For that matter, not a single participant on the March 6 program is likely to contest the depiction of Israel as evil incarnate. While opposing the Netanyahu government’s policies is an exercise of free and protected speech, denying Israel’s legitimacy as a state and its Jewish citizens the right to live there constitutes antisemitic hate speech per se. Here again, the Center’s co-sponsorship of the event more than implies that it and its leadership are ok with the latter view being voiced under their auspices.

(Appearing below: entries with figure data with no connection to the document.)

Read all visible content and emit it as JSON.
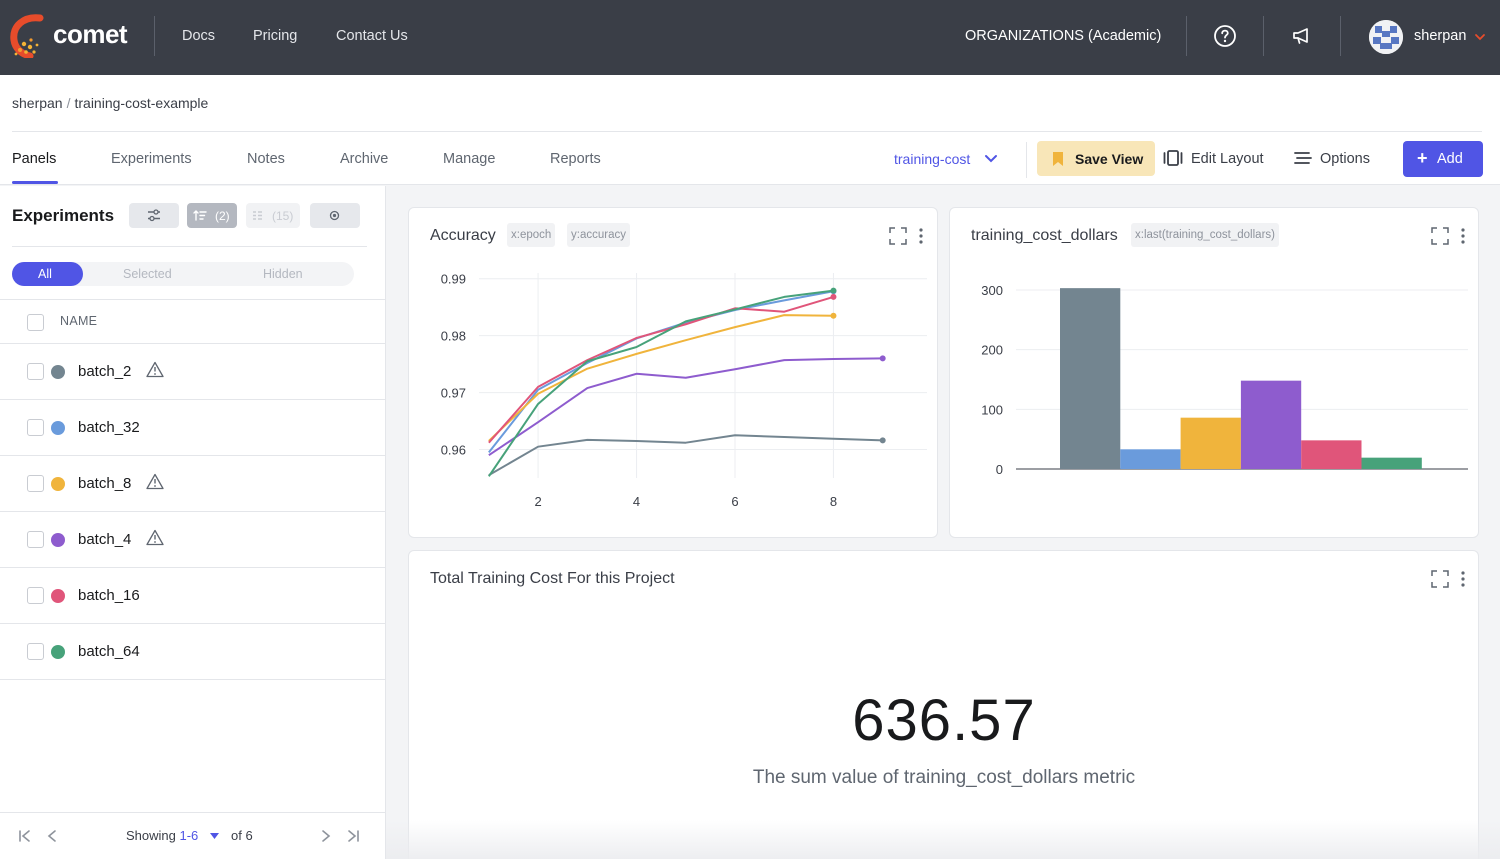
{
  "topnav": {
    "brand": "comet",
    "links": [
      "Docs",
      "Pricing",
      "Contact Us"
    ],
    "org_label": "ORGANIZATIONS (Academic)",
    "user": "sherpan"
  },
  "breadcrumb": {
    "owner": "sherpan",
    "separator": "/",
    "project": "training-cost-example"
  },
  "tabs": [
    "Panels",
    "Experiments",
    "Notes",
    "Archive",
    "Manage",
    "Reports"
  ],
  "toolbar": {
    "view_name": "training-cost",
    "save_view": "Save View",
    "edit_layout": "Edit Layout",
    "options": "Options",
    "add": "Add"
  },
  "sidebar": {
    "title": "Experiments",
    "sort_count": "(2)",
    "group_count": "(15)",
    "segments": [
      "All",
      "Selected",
      "Hidden"
    ],
    "column_header": "NAME",
    "experiments": [
      {
        "name": "batch_2",
        "color": "#738590",
        "warning": true
      },
      {
        "name": "batch_32",
        "color": "#6a9bdc",
        "warning": false
      },
      {
        "name": "batch_8",
        "color": "#f0b43c",
        "warning": true
      },
      {
        "name": "batch_4",
        "color": "#8e5cce",
        "warning": true
      },
      {
        "name": "batch_16",
        "color": "#e0557a",
        "warning": false
      },
      {
        "name": "batch_64",
        "color": "#47a27a",
        "warning": false
      }
    ],
    "pager": {
      "showing": "Showing",
      "range": "1-6",
      "of": "of 6"
    }
  },
  "panels": {
    "accuracy": {
      "title": "Accuracy",
      "x_chip": "x:epoch",
      "y_chip": "y:accuracy"
    },
    "cost": {
      "title": "training_cost_dollars",
      "x_chip": "x:last(training_cost_dollars)"
    },
    "total": {
      "title": "Total Training Cost For this Project",
      "value": "636.57",
      "description": "The sum value of training_cost_dollars metric"
    }
  },
  "chart_data": [
    {
      "type": "line",
      "title": "Accuracy",
      "xlabel": "epoch",
      "ylabel": "accuracy",
      "xlim": [
        0.8,
        9.9
      ],
      "ylim": [
        0.955,
        0.991
      ],
      "xticks": [
        2,
        4,
        6,
        8
      ],
      "yticks": [
        0.96,
        0.97,
        0.98,
        0.99
      ],
      "grid": true,
      "series": [
        {
          "name": "batch_2",
          "color": "#738590",
          "x": [
            1,
            2,
            3,
            4,
            5,
            6,
            7,
            8,
            9
          ],
          "y": [
            0.9555,
            0.9605,
            0.9617,
            0.9615,
            0.9612,
            0.9625,
            0.9622,
            0.9619,
            0.9616
          ]
        },
        {
          "name": "batch_32",
          "color": "#6a9bdc",
          "x": [
            1,
            2,
            3,
            4,
            5,
            6,
            7,
            8
          ],
          "y": [
            0.9595,
            0.9705,
            0.9752,
            0.9795,
            0.9823,
            0.9845,
            0.9862,
            0.9878
          ]
        },
        {
          "name": "batch_8",
          "color": "#f0b43c",
          "x": [
            1,
            2,
            3,
            4,
            5,
            6,
            7,
            8
          ],
          "y": [
            0.9615,
            0.9698,
            0.9742,
            0.9768,
            0.9792,
            0.9815,
            0.9836,
            0.9835
          ]
        },
        {
          "name": "batch_4",
          "color": "#8e5cce",
          "x": [
            1,
            2,
            3,
            4,
            5,
            6,
            7,
            8,
            9
          ],
          "y": [
            0.959,
            0.9648,
            0.9708,
            0.9733,
            0.9726,
            0.9741,
            0.9757,
            0.9759,
            0.976
          ]
        },
        {
          "name": "batch_16",
          "color": "#e0557a",
          "x": [
            1,
            2,
            3,
            4,
            5,
            6,
            7,
            8
          ],
          "y": [
            0.9612,
            0.971,
            0.9757,
            0.9796,
            0.982,
            0.9848,
            0.9842,
            0.9868
          ]
        },
        {
          "name": "batch_64",
          "color": "#47a27a",
          "x": [
            1,
            2,
            3,
            4,
            5,
            6,
            7,
            8
          ],
          "y": [
            0.9553,
            0.968,
            0.9755,
            0.978,
            0.9825,
            0.9846,
            0.9868,
            0.9879
          ]
        }
      ]
    },
    {
      "type": "bar",
      "title": "training_cost_dollars",
      "xlabel": "last(training_cost_dollars)",
      "ylim": [
        0,
        320
      ],
      "yticks": [
        0,
        100,
        200,
        300
      ],
      "grid": true,
      "categories": [
        "batch_2",
        "batch_32",
        "batch_8",
        "batch_4",
        "batch_16",
        "batch_64"
      ],
      "values": [
        303,
        33,
        86,
        148,
        48,
        19
      ],
      "colors": [
        "#738590",
        "#6a9bdc",
        "#f0b43c",
        "#8e5cce",
        "#e0557a",
        "#47a27a"
      ]
    }
  ]
}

There is a thin line between principled conviction and sanctimonious zealotry. It is one thing to be supportive of and sympathetic to the Palestinians in Gaza or the West Bank. Indeed, I share and have shared these sentiments for more than 40 years. It is quite another, however, to advocate and inflame fanaticism. An inflexible insistence on all or nothing more often than not gets you nothing.

This is as true for the pro-Palestinian, anti-Israel and anti-Zionist extremists on the March 6 CUNY program as it is for their Jewish and Christian evangelical counterparts who would deny the Palestinians in the West Bank and Gaza their legitimate legal and civil rights or who refuse to condemn acts of violence by Israeli settlers against Palestinians in the West Bank. As Abba Eban, the longtime dovish Israeli foreign minister, correctly pointed out, the Israeli-Palestinian conflict is not a conflict between right and wrong but a conflict between two rights.

The Kotzker Rebbe, one of the most influential – and sharp-tongued – Hasidic masters of the 19th century, famously observed that the middle of the road is for horses. This proposition holds water as a counterweight to opportunistic or purely self-serving immoral or amoral pragmatism. It is far less sound, however, when it intensifies political or intellectual extremism. There are times when both sides of a seemingly irreconcilable conflict must begin to de-demonize each other. If there is to be any hope for Israeli-Palestinian coexistence in any form, it is critical for Israelis, Palestinians, and their respective supporters to acknowledge the valid grievances and even try to feel the pain of the other. Sadly, the March 6 CUNY colloquium seems likely to accomplish the precise opposite.